My own view is that for conservatives to get their 'soul' back (a good word, by the way), they are going to have to think about at least one theoretical problem, the one that Oakeshott spent so much time on: authority. The Left has no use for political authority and that is their mistake. But the American conservative is equally blind. Americans generally do not worry about authority but opt instead to use entirely a vocabulary of power. Which is just to say that the peculiar problem in America is that all politics are politics of faith. There are no true politics of skepticism.

So my second point is that American conservatives face this difficulty and yet it is not really dealt with in your book. I think it would have really given the book more teeth to challenge theo- or neo-conservatives with the claim that their idea of politics is not authoritative.

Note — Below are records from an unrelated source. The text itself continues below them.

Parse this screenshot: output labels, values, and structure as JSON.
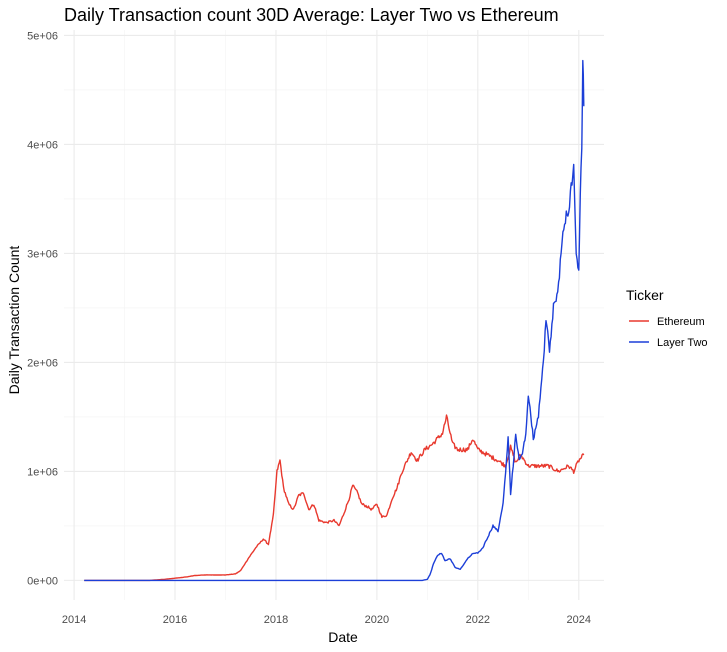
{
  "chart_data": {
    "type": "line",
    "title": "Daily Transaction count 30D Average: Layer Two vs Ethereum",
    "xlabel": "Date",
    "ylabel": "Daily Transaction Count",
    "xlim": [
      2013.8,
      2024.5
    ],
    "ylim": [
      -180000,
      5050000
    ],
    "x_ticks": [
      2014,
      2016,
      2018,
      2020,
      2022,
      2024
    ],
    "x_tick_labels": [
      "2014",
      "2016",
      "2018",
      "2020",
      "2022",
      "2024"
    ],
    "y_ticks": [
      0,
      1000000,
      2000000,
      3000000,
      4000000,
      5000000
    ],
    "y_tick_labels": [
      "0e+00",
      "1e+06",
      "2e+06",
      "3e+06",
      "4e+06",
      "5e+06"
    ],
    "grid": true,
    "legend": {
      "title": "Ticker",
      "position": "right"
    },
    "series": [
      {
        "name": "Ethereum",
        "color": "#e8392e",
        "x": [
          2014.2,
          2015.5,
          2015.8,
          2016.0,
          2016.2,
          2016.4,
          2016.6,
          2016.8,
          2017.0,
          2017.2,
          2017.3,
          2017.45,
          2017.6,
          2017.75,
          2017.85,
          2017.95,
          2018.02,
          2018.08,
          2018.15,
          2018.25,
          2018.35,
          2018.45,
          2018.55,
          2018.65,
          2018.75,
          2018.85,
          2019.0,
          2019.15,
          2019.25,
          2019.35,
          2019.45,
          2019.52,
          2019.62,
          2019.7,
          2019.8,
          2019.9,
          2020.0,
          2020.1,
          2020.2,
          2020.3,
          2020.4,
          2020.5,
          2020.6,
          2020.68,
          2020.8,
          2020.95,
          2021.1,
          2021.2,
          2021.3,
          2021.38,
          2021.5,
          2021.6,
          2021.7,
          2021.8,
          2021.9,
          2022.0,
          2022.2,
          2022.4,
          2022.55,
          2022.65,
          2022.75,
          2022.85,
          2023.0,
          2023.2,
          2023.4,
          2023.6,
          2023.8,
          2023.9,
          2024.0,
          2024.1
        ],
        "y": [
          0,
          0,
          10000,
          20000,
          30000,
          45000,
          50000,
          50000,
          50000,
          60000,
          90000,
          200000,
          300000,
          380000,
          330000,
          600000,
          1000000,
          1100000,
          850000,
          700000,
          650000,
          780000,
          800000,
          650000,
          700000,
          550000,
          530000,
          550000,
          500000,
          620000,
          750000,
          870000,
          800000,
          700000,
          680000,
          650000,
          700000,
          580000,
          600000,
          750000,
          850000,
          1000000,
          1100000,
          1180000,
          1100000,
          1200000,
          1250000,
          1300000,
          1350000,
          1500000,
          1250000,
          1200000,
          1200000,
          1200000,
          1300000,
          1200000,
          1150000,
          1100000,
          1050000,
          1220000,
          1080000,
          1150000,
          1050000,
          1050000,
          1050000,
          1000000,
          1050000,
          1000000,
          1100000,
          1150000
        ]
      },
      {
        "name": "Layer Two",
        "color": "#1c3fd8",
        "x": [
          2014.2,
          2020.9,
          2021.0,
          2021.05,
          2021.12,
          2021.2,
          2021.28,
          2021.35,
          2021.45,
          2021.55,
          2021.65,
          2021.8,
          2021.9,
          2022.0,
          2022.1,
          2022.2,
          2022.3,
          2022.4,
          2022.5,
          2022.55,
          2022.6,
          2022.65,
          2022.7,
          2022.75,
          2022.82,
          2022.9,
          2022.95,
          2023.0,
          2023.05,
          2023.1,
          2023.2,
          2023.3,
          2023.35,
          2023.42,
          2023.5,
          2023.6,
          2023.65,
          2023.72,
          2023.8,
          2023.9,
          2023.95,
          2024.0,
          2024.03,
          2024.06,
          2024.08,
          2024.1
        ],
        "y": [
          0,
          0,
          10000,
          50000,
          150000,
          230000,
          250000,
          180000,
          200000,
          120000,
          100000,
          200000,
          250000,
          250000,
          300000,
          400000,
          500000,
          450000,
          700000,
          1000000,
          1300000,
          800000,
          1050000,
          1350000,
          1100000,
          1200000,
          1350000,
          1700000,
          1500000,
          1300000,
          1500000,
          2000000,
          2400000,
          2100000,
          2500000,
          2700000,
          3000000,
          3300000,
          3400000,
          3800000,
          3000000,
          2800000,
          3500000,
          4000000,
          4800000,
          4350000
        ]
      }
    ]
  }
}
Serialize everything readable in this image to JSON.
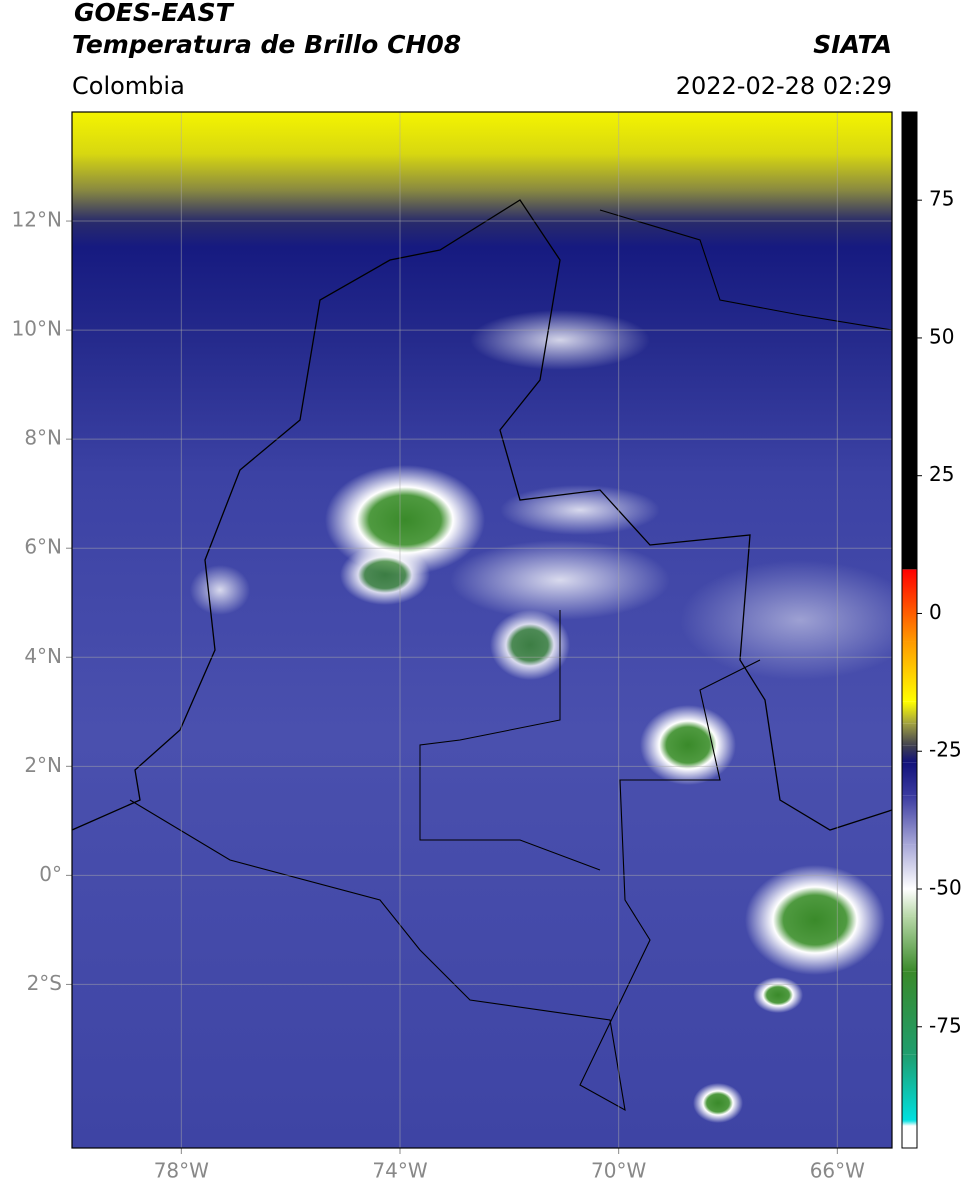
{
  "header": {
    "title": "GOES-EAST",
    "subtitle": "Temperatura de Brillo CH08",
    "source": "SIATA",
    "region": "Colombia",
    "datetime": "2022-02-28 02:29"
  },
  "map": {
    "xlim": [
      -80,
      -65
    ],
    "ylim": [
      -5,
      14
    ],
    "xticks": [
      {
        "value": -78,
        "label": "78°W"
      },
      {
        "value": -74,
        "label": "74°W"
      },
      {
        "value": -70,
        "label": "70°W"
      },
      {
        "value": -66,
        "label": "66°W"
      }
    ],
    "yticks": [
      {
        "value": 12,
        "label": "12°N"
      },
      {
        "value": 10,
        "label": "10°N"
      },
      {
        "value": 8,
        "label": "8°N"
      },
      {
        "value": 6,
        "label": "6°N"
      },
      {
        "value": 4,
        "label": "4°N"
      },
      {
        "value": 2,
        "label": "2°N"
      },
      {
        "value": 0,
        "label": "0°"
      },
      {
        "value": -2,
        "label": "2°S"
      }
    ],
    "grid": true
  },
  "colorbar": {
    "lim": [
      -97,
      91
    ],
    "ticks": [
      75,
      50,
      25,
      0,
      -25,
      -50,
      -75
    ],
    "stops": [
      {
        "value": -97,
        "color": "#ffffff"
      },
      {
        "value": -93,
        "color": "#ffffff"
      },
      {
        "value": -92,
        "color": "#00e0e0"
      },
      {
        "value": -80,
        "color": "#1f9e6e"
      },
      {
        "value": -65,
        "color": "#3a8a2a"
      },
      {
        "value": -55,
        "color": "#b8d8a8"
      },
      {
        "value": -50,
        "color": "#ffffff"
      },
      {
        "value": -42,
        "color": "#a8a8d8"
      },
      {
        "value": -33,
        "color": "#3a3aa0"
      },
      {
        "value": -27,
        "color": "#12127a"
      },
      {
        "value": -24,
        "color": "#404050"
      },
      {
        "value": -20,
        "color": "#a0a040"
      },
      {
        "value": -16,
        "color": "#ffff00"
      },
      {
        "value": -5,
        "color": "#ff9900"
      },
      {
        "value": 8,
        "color": "#ff0000"
      },
      {
        "value": 8.01,
        "color": "#000000"
      },
      {
        "value": 91,
        "color": "#000000"
      }
    ]
  }
}
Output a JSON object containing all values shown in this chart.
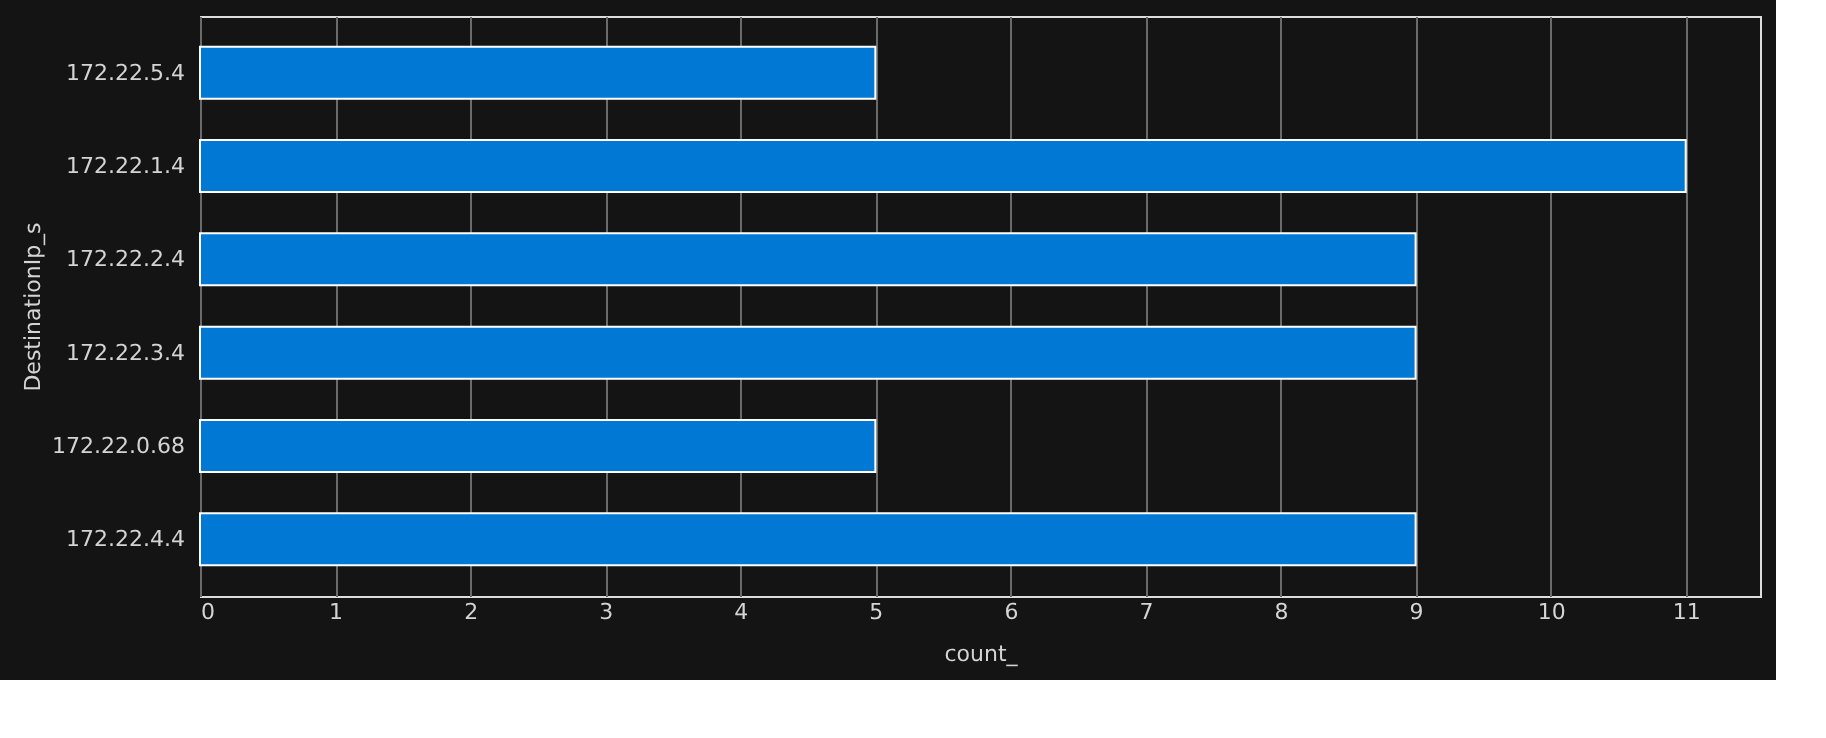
{
  "chart_data": {
    "type": "bar",
    "orientation": "horizontal",
    "xlabel": "count_",
    "ylabel": "DestinationIp_s",
    "categories": [
      "172.22.5.4",
      "172.22.1.4",
      "172.22.2.4",
      "172.22.3.4",
      "172.22.0.68",
      "172.22.4.4"
    ],
    "series": [
      {
        "color": "#0078d4",
        "values": [
          5,
          11,
          9,
          9,
          5,
          9
        ]
      }
    ],
    "xlim": [
      0,
      11.55
    ],
    "xticks": [
      0,
      1,
      2,
      3,
      4,
      5,
      6,
      7,
      8,
      9,
      10,
      11
    ],
    "grid": "x",
    "legend": false
  }
}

This is, to be fair, implied in the discussion of religion, but I think it needed to come out explicitly. In the end there can be no freedom without authority and American conservatives (like Margaret Thatcher) have lost sight of this. Perhaps we disagree about her, so that’s one to talk about. (Actually I found myself agreeing with you on some points about Thatcher, and that irritated me since I thought I had made up my mind about her).

The third point is the most important. Your book says nothing about the problem of violence. This may sound strange to mention, but against the backdrop of this idiotic war, it must be a question for conservatives how they stand on both the morality and political viability of military action. This is a many-pronged issue: a conservative is likely to be something of an isolationist, and he certainly would not think that democracy can be built in a day in a far away land by use of tanks and bombs. But apart from these policy problems, there is the question of whether violence should ever be chosen as a solution to political problems.

As I see it the conservative disposition has a necessary starting point in non-violence. Just as it rejects a "violence of ideas" endemic in ideology, conservatism must, even more so, reject physical violence as a solution to political or social problems. Revolutions are always fraudulent, war is the breakdown of politics. And conservatives believe in politics. War may be necessary, but when it supervenes all the stuff described in On Being Conservative, politics quickly goes out the window.

When the shame of this war really hits home for Americans, it will consist in the recollection that the best they could think of, their "Americanism," amounted to little more than the desire to drop bombs and "get their own back." Can anyone look at those 3,000 American dead, the 20,000 or so wounded, and the hundreds of thousands of Iraqi civilian dead and say to themselves that was conservatism in action?

I submit this is not because of failed policy or poorly executed military operations. It is because the venture was radical in its proposition that good things can come from violence. They rarely can. So the general worry for conservatives should be the speed and alacrity with which they chose violence both with respect to Iraq, and with respect to detainees - the problem of torture. This is what people outside America are concerned about, the image of a nation for which violence was chosen so easily and willingly, for whom it might be again. Just where is the conservatism, the idea of a conversational politics, if violence is the solution?

I am quite certain, by the way, that Oakeshott was against violence except in the last resort. The violence thing worries me most. A guy like President Bush doesn't worry about such things because he is "righteous" in the eyes of his god. But a conservative should.